Friday, April 04, 2008

microRNA's join the p53 network - another piece in the tumour-suppression puzzle

MiRNA’s are small non-coding regulatory RNA’s that mediate post-transcriptional silencing. They show reduced expression in tumor cells and the components of miRNA biogenesis machinery are suppressed in cancer cells. Recently five independent studies have shown that miR-34 (a miRNA ) is a component of the p53 tumor-suppressor network. The p53 network was thought to consist of only proteins and is activated by many cancer associated stress signals like DNA damage, oncogene activation and hypoxia. MiR-34 was identified as a p53 transcriptional target that can regulate cell proliferation and cell death.
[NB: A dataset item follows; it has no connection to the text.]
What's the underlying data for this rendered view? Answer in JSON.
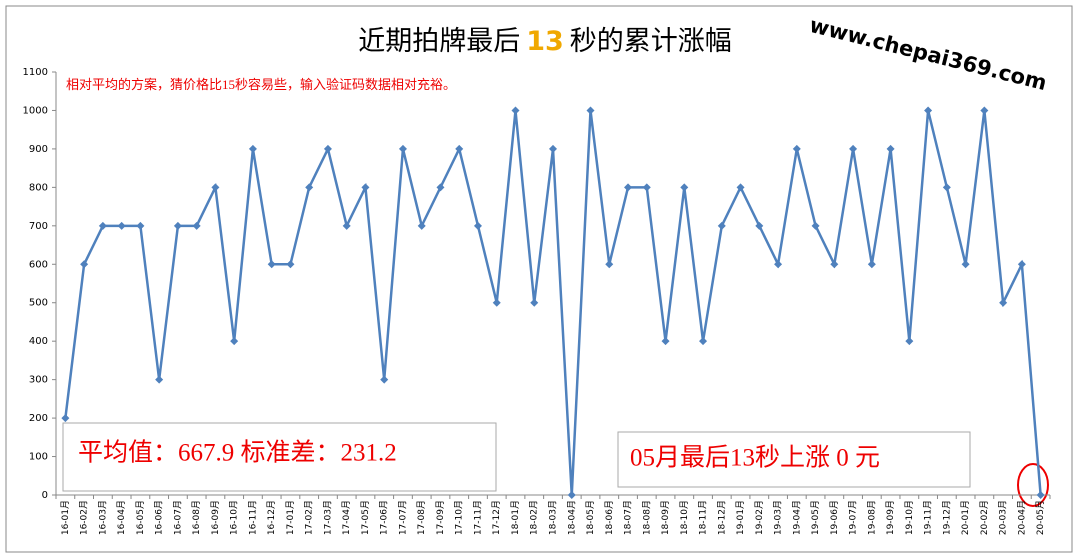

Over expression of miR-34 in fibroblasts and tumor cell lines produced cell arrest followed by apoptosis in some of the cell lines. Microarray analysis showed that miR-34 down-regulated hundreds of mRNAs for cell cycle regulators. Minimal miR-34 deletions have been found in human breast and lung cancer cells and alterations in miR-34 are found in tumor cell lines that have wild-type p53.The discovery that miR-34 was part of the p53 network also cleared up a long standing mystery of the speed at which activated p53 was able to repress a large number of genes.

Comparative analysis of genomes shows that non-coding RNA’s are more represented in complex genomes. Non-coding RNA’s are being recognized as key players in tumor development and since they can affect many targets they can possibly regulate many aspects of a particular cellular process simultaneously.

I chose this paper because it gave me a new understanding of a well known tumor suppressor pathway. Even though miRNAs were first discovered about 15 years ago we still do not completely understand their full function. Scientists have identified over 200 different miRNAs with very specific regulatory functions and I hope that some of these will help us understand how to fix cells when they become cancerous. Lin He, one of the authors of this paper just joined the MCB Department at Berkeley.

1 comment:

Ranjani said...

Interesting paper. The paper gives a very plausible evolutionary reason for the existance and conservation of microRNA's. I know miRNAs have long been used as a technique to regulate gene expression in labs, perhaps further work in this area will lead to microRNA's use in gene therapy for cancer.